A question: does LLD automatically supports pack-relative-relocs once a new port is added? I'm trying to implement it for LoongArch BFD linker but it seems I don't have enough skill.

It seems to be the case. Last time I did the Gentoo LLVM bootstrap I saw binaries full with DT_RELR (I didn't remember if I manually forced the flag or not; Gentoo seems to enable it in some base profile anyway) and the glibc rtld consumed them just fine.

I've just confirmed with a fresh QEMU build that the support is indeed working end-to-end.

It looks like there's a test failure happening in post-commit from one of the newly added tests: https://lab.llvm.org/buildbot/#/builders/42/builds/10617 Can you investigate (and revert if that's going to take a while to resolve)?

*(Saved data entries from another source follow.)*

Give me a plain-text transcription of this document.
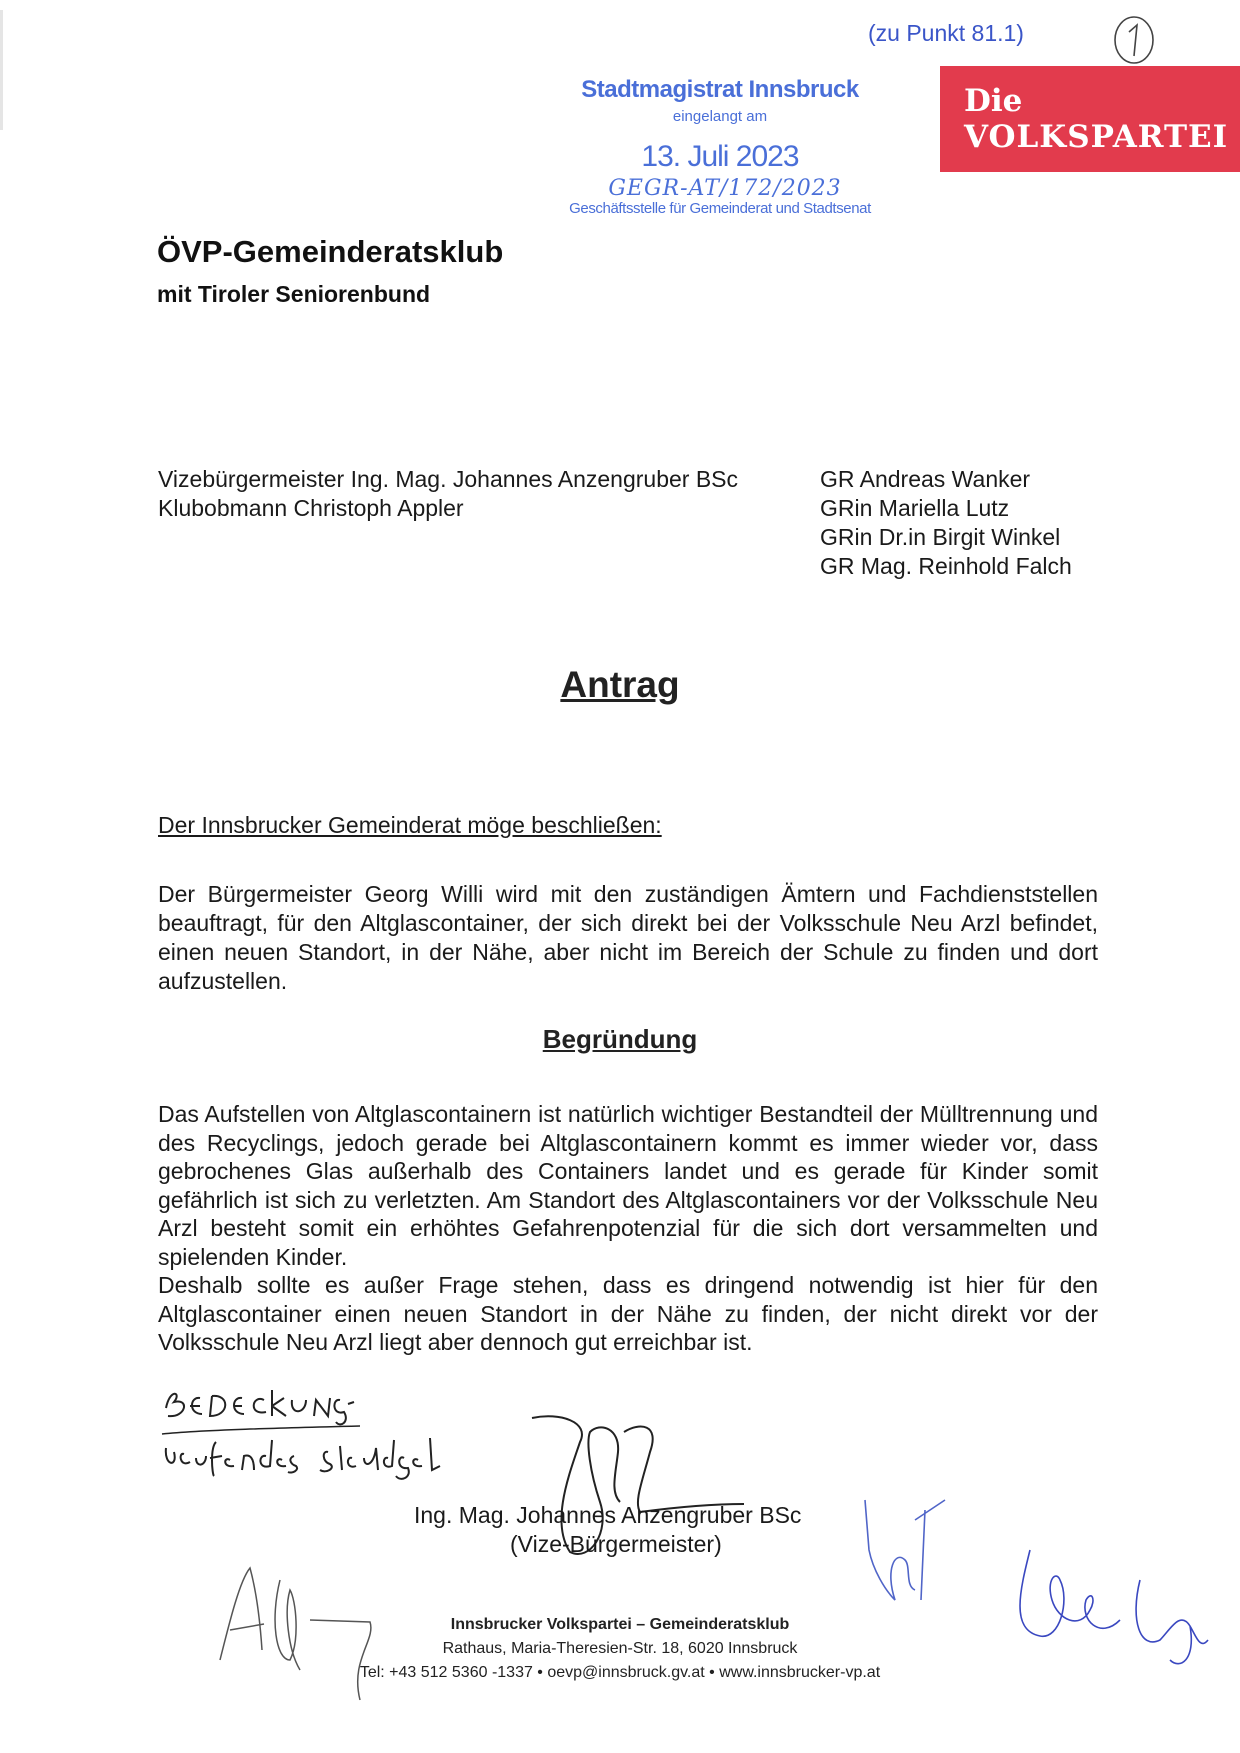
(zu Punkt 81.1)
Die
VOLKSPARTEI
Stadtmagistrat Innsbruck
eingelangt am
13. Juli 2023
GEGR-AT/172/2023
Geschäftsstelle für Gemeinderat und Stadtsenat
ÖVP-Gemeinderatsklub
mit Tiroler Seniorenbund
Vizebürgermeister Ing. Mag. Johannes Anzengruber BSc
Klubobmann Christoph Appler
GR Andreas Wanker
GRin Mariella Lutz
GRin Dr.in Birgit Winkel
GR Mag. Reinhold Falch
Antrag
Der Innsbrucker Gemeinderat möge beschließen:
Der Bürgermeister Georg Willi wird mit den zuständigen Ämtern und Fachdienststellen beauftragt, für den Altglascontainer, der sich direkt bei der Volksschule Neu Arzl befindet, einen neuen Standort, in der Nähe, aber nicht im Bereich der Schule zu finden und dort aufzustellen.
Begründung
Das Aufstellen von Altglascontainern ist natürlich wichtiger Bestandteil der Mülltrennung und des Recyclings, jedoch gerade bei Altglascontainern kommt es immer wieder vor, dass gebrochenes Glas außerhalb des Containers landet und es gerade für Kinder somit gefährlich ist sich zu verletzten. Am Standort des Altglascontainers vor der Volksschule Neu Arzl besteht somit ein erhöhtes Gefahrenpotenzial für die sich dort versammelten und spielenden Kinder.
Deshalb sollte es außer Frage stehen, dass es dringend notwendig ist hier für den Altglascontainer einen neuen Standort in der Nähe zu finden, der nicht direkt vor der Volksschule Neu Arzl liegt aber dennoch gut erreichbar ist.
Ing. Mag. Johannes Anzengruber BSc
(Vize-Bürgermeister)
Innsbrucker Volkspartei – Gemeinderatsklub
Rathaus, Maria-Theresien-Str. 18, 6020 Innsbruck
Tel: +43 512 5360 -1337 • oevp@innsbruck.gv.at • www.innsbrucker-vp.at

It looks like there's a test failure happening in post-commit from one of the newly added tests: https://lab.llvm.org/buildbot/#/builders/42/builds/10617 Can you investigate (and revert if that's going to take a while to resolve)?

I guess it's D156293.

ruiu added a subscriber: ruiu.Aug 8 2023, 1:16 AM
ruiu added inline comments.
lld/ELF/Arch/LoongArch.cpp
162–163

Don't you need to recompute negativeA after adding 0x1000 to result? That yields a different result if the original result` value happened to be 0x7fff'f000.